The girl simply nodded. They stopped on the track, and turned, and stood back to back, and Cara passed the girl the shield and the spear. “They’ll hit me first. Try to fend them off, like with a stick. The shield’s got a sharp edge, use it like a club.”
The gates of the farm swung open, and the dogs poured out, tall, grey, shaggy beasts, with barrel chests and long thin black legs that moved in great loping strides, black eyes, flapping ears and tongues and black lips drawn back from fangs. Men in thick leather aprons and gloves followed the dogs, and the bondmaster, holding his hat on his head as he ran. The workers in the field called warnings to their friends, and stood up straight, hands by their sides.

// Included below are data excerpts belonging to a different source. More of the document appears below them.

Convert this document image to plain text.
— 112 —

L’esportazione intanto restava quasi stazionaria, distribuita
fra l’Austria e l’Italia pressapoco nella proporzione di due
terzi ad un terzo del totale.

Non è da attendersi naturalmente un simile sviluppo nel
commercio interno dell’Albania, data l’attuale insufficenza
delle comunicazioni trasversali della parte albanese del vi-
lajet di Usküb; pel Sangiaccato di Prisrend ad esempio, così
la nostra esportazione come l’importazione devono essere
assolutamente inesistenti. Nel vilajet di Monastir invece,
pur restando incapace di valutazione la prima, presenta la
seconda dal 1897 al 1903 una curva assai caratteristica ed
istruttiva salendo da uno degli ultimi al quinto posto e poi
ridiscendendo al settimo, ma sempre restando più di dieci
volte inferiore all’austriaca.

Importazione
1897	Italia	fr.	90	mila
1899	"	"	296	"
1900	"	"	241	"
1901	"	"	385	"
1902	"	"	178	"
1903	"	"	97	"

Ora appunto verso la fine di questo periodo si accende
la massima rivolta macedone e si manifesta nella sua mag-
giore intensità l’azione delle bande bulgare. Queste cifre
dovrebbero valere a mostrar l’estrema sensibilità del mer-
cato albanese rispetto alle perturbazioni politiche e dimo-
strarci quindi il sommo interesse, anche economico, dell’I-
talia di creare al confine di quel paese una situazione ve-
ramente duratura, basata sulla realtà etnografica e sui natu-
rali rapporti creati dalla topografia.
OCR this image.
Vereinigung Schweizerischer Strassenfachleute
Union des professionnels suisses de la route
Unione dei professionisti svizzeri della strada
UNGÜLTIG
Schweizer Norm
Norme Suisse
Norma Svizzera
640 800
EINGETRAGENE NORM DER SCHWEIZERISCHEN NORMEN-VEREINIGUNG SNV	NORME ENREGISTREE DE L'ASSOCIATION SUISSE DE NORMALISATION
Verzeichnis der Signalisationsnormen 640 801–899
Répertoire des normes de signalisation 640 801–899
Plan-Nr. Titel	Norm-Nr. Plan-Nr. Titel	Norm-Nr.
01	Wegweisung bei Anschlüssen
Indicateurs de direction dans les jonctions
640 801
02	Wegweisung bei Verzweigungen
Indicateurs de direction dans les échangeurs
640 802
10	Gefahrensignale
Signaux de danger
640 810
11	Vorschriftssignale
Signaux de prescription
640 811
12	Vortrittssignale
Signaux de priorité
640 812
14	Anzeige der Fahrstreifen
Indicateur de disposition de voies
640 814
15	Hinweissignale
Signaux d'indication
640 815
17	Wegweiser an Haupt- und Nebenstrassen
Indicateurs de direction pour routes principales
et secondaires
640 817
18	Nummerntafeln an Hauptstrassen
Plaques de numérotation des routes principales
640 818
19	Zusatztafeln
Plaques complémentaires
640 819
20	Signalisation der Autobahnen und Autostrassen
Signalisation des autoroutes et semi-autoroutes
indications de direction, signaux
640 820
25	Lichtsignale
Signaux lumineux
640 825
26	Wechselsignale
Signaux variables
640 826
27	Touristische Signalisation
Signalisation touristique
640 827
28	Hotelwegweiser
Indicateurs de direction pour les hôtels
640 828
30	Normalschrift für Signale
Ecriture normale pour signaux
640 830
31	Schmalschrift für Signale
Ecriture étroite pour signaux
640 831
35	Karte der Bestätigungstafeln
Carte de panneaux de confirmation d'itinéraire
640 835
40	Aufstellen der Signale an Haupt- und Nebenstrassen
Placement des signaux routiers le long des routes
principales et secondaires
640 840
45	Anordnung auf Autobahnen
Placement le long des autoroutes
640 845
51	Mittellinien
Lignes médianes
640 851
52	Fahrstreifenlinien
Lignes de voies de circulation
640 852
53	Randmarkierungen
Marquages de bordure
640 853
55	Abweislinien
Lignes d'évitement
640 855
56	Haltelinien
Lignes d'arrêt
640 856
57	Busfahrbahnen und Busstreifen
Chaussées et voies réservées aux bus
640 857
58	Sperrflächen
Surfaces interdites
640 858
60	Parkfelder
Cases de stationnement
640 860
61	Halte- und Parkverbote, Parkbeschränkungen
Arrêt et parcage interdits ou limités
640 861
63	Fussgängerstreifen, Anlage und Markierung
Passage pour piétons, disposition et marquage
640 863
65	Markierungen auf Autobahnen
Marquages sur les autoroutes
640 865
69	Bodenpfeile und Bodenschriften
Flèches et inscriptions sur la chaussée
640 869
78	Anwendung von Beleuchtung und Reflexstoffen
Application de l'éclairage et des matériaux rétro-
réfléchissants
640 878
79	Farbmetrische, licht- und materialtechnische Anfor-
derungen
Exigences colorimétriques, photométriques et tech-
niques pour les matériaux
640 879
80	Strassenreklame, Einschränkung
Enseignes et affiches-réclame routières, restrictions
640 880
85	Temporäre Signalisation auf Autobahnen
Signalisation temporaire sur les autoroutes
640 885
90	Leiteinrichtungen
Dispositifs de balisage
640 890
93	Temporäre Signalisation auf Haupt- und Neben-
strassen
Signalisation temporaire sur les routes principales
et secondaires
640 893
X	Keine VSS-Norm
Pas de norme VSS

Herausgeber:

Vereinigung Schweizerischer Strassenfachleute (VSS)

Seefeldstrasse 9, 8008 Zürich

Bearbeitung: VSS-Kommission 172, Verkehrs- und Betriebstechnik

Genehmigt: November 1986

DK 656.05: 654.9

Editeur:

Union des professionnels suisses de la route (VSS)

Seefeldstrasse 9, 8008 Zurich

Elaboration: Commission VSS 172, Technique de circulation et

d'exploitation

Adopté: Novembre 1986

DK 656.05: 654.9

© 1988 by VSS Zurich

“Will they go for them as well?”
The girl shrugged. “Not usually. Unless they run.”
Only on the other side of the road, catspaws of wind disturbed water on empty peaceful fields. “I’m sorry,” Cara said.
“Better to die free, eh?” the girl said, but it was a question.
They heard whistles and shouts. Two of the dogs had become confused, and peeled away from the pack, plunging down the bank into the water of the rice fields. The nerve of some of the bonded people broke, and they ran, mud clinging to their feet, sucking them down. The dogs leapt from one row of rice to the next, where there were roots and plants to give them support. Cara counted the remaining dogs: eight left. They turned in a pack, like a dark stream, from the road onto their narrow path. Cara saw, glancing at the rice field, a dog launch itself onto a bondman’s back, jabbing its teeth into the back of his neck. The man’s head was held underwater.
“The dogs killed my mother,” Cara said. She wanted someone to know that.
“And mine,” whispered the girl.
Then the dogs were on them, close and fast.
“Not this time,” Cara promised herself. “Not this time. Not again.” A dog leapt toward her.
Cara’s sword seemed to launch itself in an arc, slicing across the dog’s neck. A dying weight struck Cara in the chest, and she felt an almost gentle brush of cool, moist teeth against her neck, as she wiped the weight away from her with her free arm. She drove the sword down, into the back of another dog’s neck. The sword struck between two vertebrae. Cara felt the whole muscular body shudder and twist, and begin its death jitter, flanks twitching. The sword would not come free. Teeth sunk into Cara’s shielding left arm. Twin, needled vices closed around both of her ankles. The dogs had her.
Behind her, the girl gave a little cry, not of terror, but surprise. Cara could not turn; another dog was clambering up over the backs of its mates to get at her. With a sudden ringing clang, the shield, floating in the air, struck it across the head, splintering bone, then sailed, humming, back around to the girl. With a wrench, the sword came free. Cara swung backhanded at the beast that clung to her left arm, cutting open its belly. She slammed the sword down onto the backs of the dogs who held her ankles, back and forth, back and forth between them, opening gashes over their ribcages, but their mouths still gripped her. Another dog leapt.
Cara felt her helmet eased from her head. Then suddenly it dived, with its pointed crest, ramming itself into the gullet of the dog who was leaping for her, and she understood finally that she could control it. She punched with the helmet, pushing the dog further and further back. It choked, and coughed, frothing up mingled blood and saliva. The clenching around one of her ankles loosened and she kicked her foot free.
There was a sudden, bitter stinging across Cara’s sword arm, and something like a dark serpent wrapped itself around her wrist and held. It was the whip. At the end of its taut length was the bondmaster. The two remaining dogs, spinning in circles about themselves, wriggled back miserably to their masters. The beasts had never faced people with weapons.